At AutoNation, removing administrative friction through self-service supplier portals and automation freed up team members to focus on more impactful tasks. With 14 regional AP systems, AutoNation was facing overwhelming amounts of manual reconciliation. After moving to a centralized, automated system, they reduced the 4,000 supplier inquiries per month to a fraction of that number.
As Denise Foley, CPO at AutoNation, explained:
“By reducing supplier dependency on our support desk, we were able to refocus on the more strategic aspects of our supplier relationships. The results were immediate, not just in time saved, but in the quality of work we could now dedicate to more critical initiatives.”
Strategic Capacity Is the Real Prize
The most important benefit of automation is not that it does more work; it’s that it frees up more time to focus on what really matters.
When procurement teams are freed from the burden of repetitive tasks, they can:
- Build stronger, more collaborative relationships with key suppliers
- Innovate with suppliers to find better ways to meet business needs
- Manage risk more proactively, instead of reacting to supplier failures
- Accelerate sourcing, contract negotiation, and category strategy
The strategic value of procurement is measured by its ability to shape supplier relationships and drive innovation. But procurement can’t unlock that value if it is overwhelmed by administrative work.
As Costas Xyloyiannis, HICX, says:
“When you remove the inefficiencies and friction from supplier operations, you’re not just saving time. You’re unlocking the real potential of Procurement to lead.”
That potential is realized when Procurement can finally step out of the weeds and into the strategic spotlight.
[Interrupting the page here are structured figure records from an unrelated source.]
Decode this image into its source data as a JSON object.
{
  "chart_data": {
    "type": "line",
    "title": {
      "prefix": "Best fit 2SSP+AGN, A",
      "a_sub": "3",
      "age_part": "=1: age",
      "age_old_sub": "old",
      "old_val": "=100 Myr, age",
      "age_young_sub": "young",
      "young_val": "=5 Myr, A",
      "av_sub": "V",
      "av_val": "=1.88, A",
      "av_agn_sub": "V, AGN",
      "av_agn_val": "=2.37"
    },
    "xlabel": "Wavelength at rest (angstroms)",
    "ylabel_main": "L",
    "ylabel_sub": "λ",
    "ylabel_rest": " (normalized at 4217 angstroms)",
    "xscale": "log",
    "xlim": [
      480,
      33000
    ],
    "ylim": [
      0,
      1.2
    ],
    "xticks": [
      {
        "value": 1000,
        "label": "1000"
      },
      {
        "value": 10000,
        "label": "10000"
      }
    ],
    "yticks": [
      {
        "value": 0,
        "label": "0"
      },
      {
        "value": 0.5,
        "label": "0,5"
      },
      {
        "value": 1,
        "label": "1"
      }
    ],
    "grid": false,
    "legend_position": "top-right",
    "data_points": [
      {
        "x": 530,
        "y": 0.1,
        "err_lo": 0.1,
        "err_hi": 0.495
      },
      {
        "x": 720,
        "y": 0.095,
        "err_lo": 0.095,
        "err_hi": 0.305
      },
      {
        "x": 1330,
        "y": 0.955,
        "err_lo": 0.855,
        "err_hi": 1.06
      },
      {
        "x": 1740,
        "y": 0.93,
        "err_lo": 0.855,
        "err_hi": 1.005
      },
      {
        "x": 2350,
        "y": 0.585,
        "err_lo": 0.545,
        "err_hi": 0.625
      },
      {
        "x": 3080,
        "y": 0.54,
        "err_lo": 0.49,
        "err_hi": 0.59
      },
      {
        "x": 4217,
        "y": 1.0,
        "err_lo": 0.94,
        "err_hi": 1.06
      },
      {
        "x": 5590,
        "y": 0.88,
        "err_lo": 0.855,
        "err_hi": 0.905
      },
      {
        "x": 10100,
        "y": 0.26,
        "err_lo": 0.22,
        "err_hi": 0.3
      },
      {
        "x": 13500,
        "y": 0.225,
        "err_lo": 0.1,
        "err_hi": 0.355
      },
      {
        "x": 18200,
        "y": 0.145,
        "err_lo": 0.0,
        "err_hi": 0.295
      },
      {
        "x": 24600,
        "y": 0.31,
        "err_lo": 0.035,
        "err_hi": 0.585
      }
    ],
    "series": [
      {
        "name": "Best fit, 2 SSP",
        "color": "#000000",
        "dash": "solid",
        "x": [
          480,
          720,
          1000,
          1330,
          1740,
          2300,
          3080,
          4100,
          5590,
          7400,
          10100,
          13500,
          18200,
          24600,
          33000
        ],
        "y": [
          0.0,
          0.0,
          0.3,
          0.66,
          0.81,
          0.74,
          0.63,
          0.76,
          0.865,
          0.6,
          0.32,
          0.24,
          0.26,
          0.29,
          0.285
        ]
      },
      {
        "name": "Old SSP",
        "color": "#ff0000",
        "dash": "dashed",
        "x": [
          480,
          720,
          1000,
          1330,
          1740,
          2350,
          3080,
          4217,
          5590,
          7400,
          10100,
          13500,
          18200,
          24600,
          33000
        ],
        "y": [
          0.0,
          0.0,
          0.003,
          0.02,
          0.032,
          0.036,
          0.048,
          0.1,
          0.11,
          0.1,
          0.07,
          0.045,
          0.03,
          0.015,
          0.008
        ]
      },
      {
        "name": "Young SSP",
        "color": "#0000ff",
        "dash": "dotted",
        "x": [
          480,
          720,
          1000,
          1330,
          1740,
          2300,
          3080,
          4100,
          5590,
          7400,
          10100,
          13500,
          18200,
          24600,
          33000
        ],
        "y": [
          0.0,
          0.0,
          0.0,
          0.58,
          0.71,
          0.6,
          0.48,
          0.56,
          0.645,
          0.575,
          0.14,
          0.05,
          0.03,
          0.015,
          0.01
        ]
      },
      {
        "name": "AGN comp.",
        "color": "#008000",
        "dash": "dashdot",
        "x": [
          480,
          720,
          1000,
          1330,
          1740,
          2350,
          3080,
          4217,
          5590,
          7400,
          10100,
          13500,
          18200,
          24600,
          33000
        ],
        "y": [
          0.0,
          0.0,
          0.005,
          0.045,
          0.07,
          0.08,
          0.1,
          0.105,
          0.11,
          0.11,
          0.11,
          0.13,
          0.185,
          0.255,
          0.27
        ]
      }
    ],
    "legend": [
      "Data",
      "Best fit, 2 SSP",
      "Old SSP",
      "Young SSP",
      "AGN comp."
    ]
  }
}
Freed from low-value tasks, procurement teams can focus on higher-value activities that help businesses grow, become more resilient, and outpace competitors.
Making Productivity Visible to the C-Suite
When you start measuring productivity in procurement, it’s tempting to focus on efficiency metrics:
- How quickly can we onboard a supplier?
- How much faster can we approve invoices?
- How many inquiries have we reduced?
But the true value of unlocking productivity becomes clear when you measure it against strategic outcomes.
- How much more time can Procurement dedicate to category strategy?
- How many supplier development programs can we now drive?
- How quickly can we respond to supply chain disruptions?
- What is the value we’re driving through stronger supplier collaboration?
HICX customers like AutoNation and Mondelēz have made this shift. They no longer view productivity purely in terms of saving labor costs. Instead, they measure productivity as a catalyst for strategic value. This is how you move from tactical work to a true seat at the table.
The Roadmap to Supply Chain Productivity
The good news is that the transition to a more productive Procurement function doesn’t need to be a pipe dream. It’s achievable, and it’s already happening.
As organizations look forward, the journey to a more productive Procurement function starts by:
- Removing inefficiencies from supplier operations
- Empowering teams to focus on what drives strategic value
- Reinvesting time previously spent on admin into high-impact initiatives like supplier collaboration, category strategy, and innovation
The key shift is simple but profound: Productivity is not about doing more. It’s about doing the right work.
Leading enterprises will focus on empowering their teams to drive high-value outcomes rather than spending another year drowning in operational noise.
What’s Next?
The next step in the journey is simple: start removing the admin burden that’s preventing your team from doing its best work.
Once supplier processes are automated and data is reliable, the opportunity for strategic value is limitless. But this shift starts with a mindset change, moving from transactional efficiency to strategic capacity.
Today, the question is no longer whether to automate. It’s whether you can afford not to.
Unlocking productivity creates momentum, but lasting impact comes from turning those gains into a structured, scalable operating model, on the way to reinventing supplier management as a strategic capability.